Martine Martinel juge aussi "décevant" le bilan des chaînes TNT lancées en 2005. Leur équilibre financier est encore "fragile". Résultat: elles "ont jusqu’à présent largement privilégié la rediffusion de programmes de catalogue au détriment des productions inédites". Elles ont aussi peu investi dans les programmes de fiction. Enfin, plusieurs se revendues aux chaînes historiques, allant ainsi contre l'objectif initial de diversifier les acteurs de la télévision.

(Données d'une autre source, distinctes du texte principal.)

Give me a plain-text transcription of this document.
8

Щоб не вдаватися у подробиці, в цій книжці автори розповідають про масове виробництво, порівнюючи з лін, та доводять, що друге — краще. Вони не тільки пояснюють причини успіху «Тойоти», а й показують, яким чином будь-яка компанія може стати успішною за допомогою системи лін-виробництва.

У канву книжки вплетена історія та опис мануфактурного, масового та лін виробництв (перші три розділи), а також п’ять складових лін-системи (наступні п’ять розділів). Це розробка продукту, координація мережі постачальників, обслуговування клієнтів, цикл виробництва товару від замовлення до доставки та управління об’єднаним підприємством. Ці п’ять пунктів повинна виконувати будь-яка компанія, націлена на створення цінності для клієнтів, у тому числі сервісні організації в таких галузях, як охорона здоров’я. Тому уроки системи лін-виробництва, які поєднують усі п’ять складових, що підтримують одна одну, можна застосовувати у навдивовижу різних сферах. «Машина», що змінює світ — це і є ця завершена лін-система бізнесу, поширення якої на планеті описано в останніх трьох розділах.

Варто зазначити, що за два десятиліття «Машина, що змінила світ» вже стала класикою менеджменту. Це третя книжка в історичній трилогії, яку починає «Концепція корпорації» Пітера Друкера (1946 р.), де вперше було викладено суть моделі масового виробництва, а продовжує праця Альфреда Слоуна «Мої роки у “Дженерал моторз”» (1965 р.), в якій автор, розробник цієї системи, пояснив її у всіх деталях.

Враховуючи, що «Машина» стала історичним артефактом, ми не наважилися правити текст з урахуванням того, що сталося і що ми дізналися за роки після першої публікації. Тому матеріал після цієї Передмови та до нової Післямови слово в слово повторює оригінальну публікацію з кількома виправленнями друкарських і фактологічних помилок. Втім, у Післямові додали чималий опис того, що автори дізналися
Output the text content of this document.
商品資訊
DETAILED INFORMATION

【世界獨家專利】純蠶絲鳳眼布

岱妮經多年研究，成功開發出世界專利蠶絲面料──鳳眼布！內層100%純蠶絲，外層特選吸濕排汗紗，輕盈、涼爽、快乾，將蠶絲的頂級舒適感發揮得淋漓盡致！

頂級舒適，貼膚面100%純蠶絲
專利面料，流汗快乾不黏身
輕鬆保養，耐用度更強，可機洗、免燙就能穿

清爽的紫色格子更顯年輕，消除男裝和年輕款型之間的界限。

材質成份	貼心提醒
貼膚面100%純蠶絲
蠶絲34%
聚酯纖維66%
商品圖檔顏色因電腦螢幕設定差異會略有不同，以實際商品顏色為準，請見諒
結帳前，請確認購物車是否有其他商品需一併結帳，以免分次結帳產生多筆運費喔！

Coup fatal porté aux TV locales

La même critique est faite sur les chaînes locales, où le CSA a attribué des fréquences à tour de bras "en l'absence de modèle économique". Pour la députée, "la question du pluralisme et de l’indépendance des chaînes par rapport aux collectivités dont elles perçoivent des aides constitue un véritable sujet". Or sur ce point, le contrôle du CSA est "inexistant". En outre, "la politique de soutien du CSA et du ministère de la culture aux télévisions locales a été quasiment inexistante". Pire: le CSA a décidé que les six nouvelles chaînes TNT occuperont les numéros 20 à 25, actuellement occupés par les chaînes locales, qui seront donc repoussées au delà-du numéro 26. "Une décision effarante qui porte un coup fatal aux télévisions locales", selon le rapport.

Last but not least, la députée critique aussi l'attribution par le CSA de fréquences en radio numérique terrestre: "relancer la RNT exige un travail rigoureux mené dans la concertation, et non un redémarrage à marche forcée, sans qu’aucune des hypothèques relevées n’ait été levée".

Conclusion: "l’approche du CSA n’est pas assez économique. Des décisions qui ne sont pas suffisamment étayées par des études d’impact économique, peuvent apparaître trop politiques ou arbitraires", écrit la députée, qui "souhaite que le CSA systématise le recours à des études d’impact préalables aux décisions, et motive davantage ces dernières. Lorsque le CSA statue sur [un rachat ou un changement de format], il devrait systématiquement réaliser une analyse économique et financière. Un régulateur doit connaître son marché..."

Contre la prolongation du mandat de Michel Boyon

Toutefois, Martine Martinel admet que si le CSA distribue à tout va les fréquences, c'est aussi parce que la loi le lui impose, dès lors qu'elle ne sont pas utilisées. "Pour ne pas que cette obligation se traduise par le développement intempestifs de médias dénués de modèle économique, ce qui affaiblit l’ensemble de l’audiovisuel hertzien, il pourrait être opportun d’assouplir le dispositif", suggère-t-elle, reprenant une suggestion du CSA lui-même, qui aimerait ne pas être obligé d'attribuer les fréquences quand elles sont disponibles.

Par ailleurs, la députée plaide pour un "contrôle accru" du Parlement, qui devrait "évaluer l'action" du CSA. Logiquement, Martine Martinel s'oppose à la prolongation du mandat de Michel Boyon au delà-de son terme (janvier 2013), et juge "préférable" la nomination d'un nouveau président, au moins "par intérim", en attendant une fusion avec l'Arcep.

Le titre de l'encadré ici

|||Quand l'Arcep plaide pour une fusion CSA-CNIL... Martine Martinel exprime ses réticences sur un rapprochement entre le gendarme de l'audiovisuel (CSA) et celui des télécoms (Arcep). "S’il est décidé de conserver, pour l’essentiel, les objectifs actuels de la régulation audiovisuelle, une convergence institutionnelle n’apparaît pas forcément nécessaire, en tout cas pour le moment. En tout état de cause, le maintien de deux collèges distincts apparaît indispensable", écrit-elle. Surtout, elle dit être opposée à une fusion si "l'objectif est d'étendre le contrôle du CSA aux contenus circulant sur Internet, ou de remettre en cause le modèle de régulation du secteur audiovisuel". Le rapport ajoute: "le président de l'Arcep Jean-Ludovic Silicani a même estimé lors de son audition que le seul organisme dont il était pertinent que le CSA se rapproche était la CNIL, qui a une compétence en matière de contrôle des contenus sur Internet".